You may have some slight vaginal bleeding. You may also feel some pain, like period pain – you can take painkillers for this. If the pain or bleeding gets worse consult your GP or Dr Swanepoel.
Caring for your wound
You'll have a few small (5mm) wounds covered with a special skin glue, which is transparent and water resistant, so you can shower straight away. This skin glue will start to peal off in 10-14 days. Report any purulent discharge, pain or swelling.
Your sex drive and sex life shouldn't be affected. You can have sex as soon as it's comfortable to do so after the operation.
If you had tubal occlusion, use additional contraception until your first period to protect yourself from pregnancy.
Sterilisation doesn't protect against sexually transmitted infections (STIs), so you may need to use condoms.
Advantages and disadvantages of female sterilisation
More than 99% effective at preventing pregnancy.
Blocking the fallopian tubes and removal of the tubes should be effective immediately – but use contraception until your next period.
It won't affect your sex drive or interfere with sex.
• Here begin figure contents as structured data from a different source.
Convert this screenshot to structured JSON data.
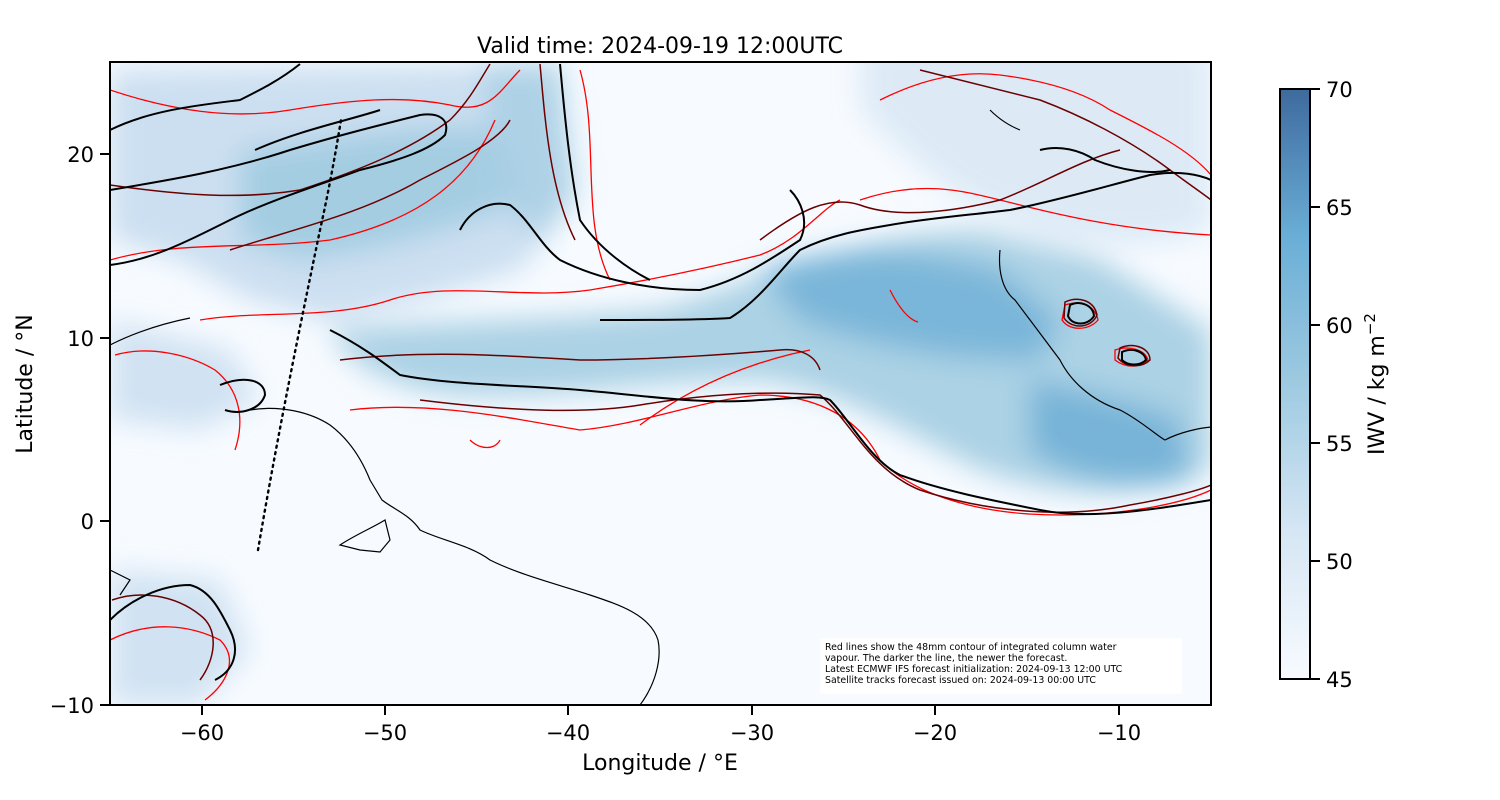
{
  "chart": {
    "title": "Valid time: 2024-09-19 12:00UTC",
    "xlabel": "Longitude / °E",
    "ylabel": "Latitude / °N",
    "x_ticks": [
      "−60",
      "−50",
      "−40",
      "−30",
      "−20",
      "−10"
    ],
    "y_ticks": [
      "20",
      "10",
      "0",
      "−10"
    ],
    "colorbar": {
      "label": "IWV / kg m",
      "label_sup": "−2",
      "ticks": [
        "70",
        "65",
        "60",
        "55",
        "50",
        "45"
      ],
      "color_low": "#f7fbff",
      "color_high": "#3e6a9e"
    }
  },
  "chart_data": {
    "type": "map",
    "extent_lon": [
      -65,
      -5
    ],
    "extent_lat": [
      -10,
      25
    ],
    "x_tick_values": [
      -60,
      -50,
      -40,
      -30,
      -20,
      -10
    ],
    "y_tick_values": [
      20,
      10,
      0,
      -10
    ],
    "colorbar_range": [
      45,
      70
    ],
    "colorbar_tick_values": [
      70,
      65,
      60,
      55,
      50,
      45
    ],
    "contour_level_mm": 48,
    "line_colors": [
      "#ff0000",
      "#b00000",
      "#5a0000",
      "#000000"
    ]
  },
  "annotation": {
    "lines": [
      "Red lines show the 48mm contour of integrated column water",
      "vapour. The darker the line, the newer the forecast.",
      "Latest ECMWF IFS forecast initialization: 2024-09-13 12:00 UTC",
      "Satellite tracks forecast issued on: 2024-09-13 00:00 UTC"
    ]
  }
}
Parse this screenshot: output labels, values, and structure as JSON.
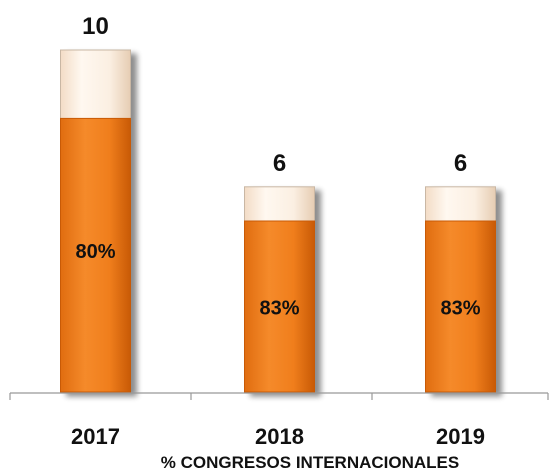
{
  "chart_data": {
    "type": "bar",
    "categories": [
      "2017",
      "2018",
      "2019"
    ],
    "series": [
      {
        "values": [
          10,
          6,
          6
        ]
      },
      {
        "values": [
          8,
          5,
          5
        ]
      }
    ],
    "bar_labels": [
      "10",
      "6",
      "6"
    ],
    "inner_labels": [
      "80%",
      "83%",
      "83%"
    ],
    "percent_values": [
      80,
      83,
      83
    ],
    "xlabel": "%  CONGRESOS INTERNACIONALES",
    "ylabel": "",
    "ylim": [
      0,
      10
    ],
    "grid": false,
    "legend": "none",
    "colors": {
      "total": "#fbeee0",
      "total_edge": "#c9b7a4",
      "part": "#f07e1c",
      "part_dark": "#c85a06",
      "shadow": "#8c8c8c",
      "axis": "#999999",
      "text": "#111111"
    }
  }
}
It won't affect your hormone levels.
It doesn't protect against STIs, so you may need to use condoms.
It can't be easily reversed, and reversal operations are rarely funded by Medicare or Health funds.
It can fail – the fallopian tubes can rejoin and make you fertile again, although this is rare.
There's a very small risk of complications, including internal bleeding, infection or damage to other organs.
If you get pregnant after the operation, there's an increased risk that it will be an ectopic pregnancy.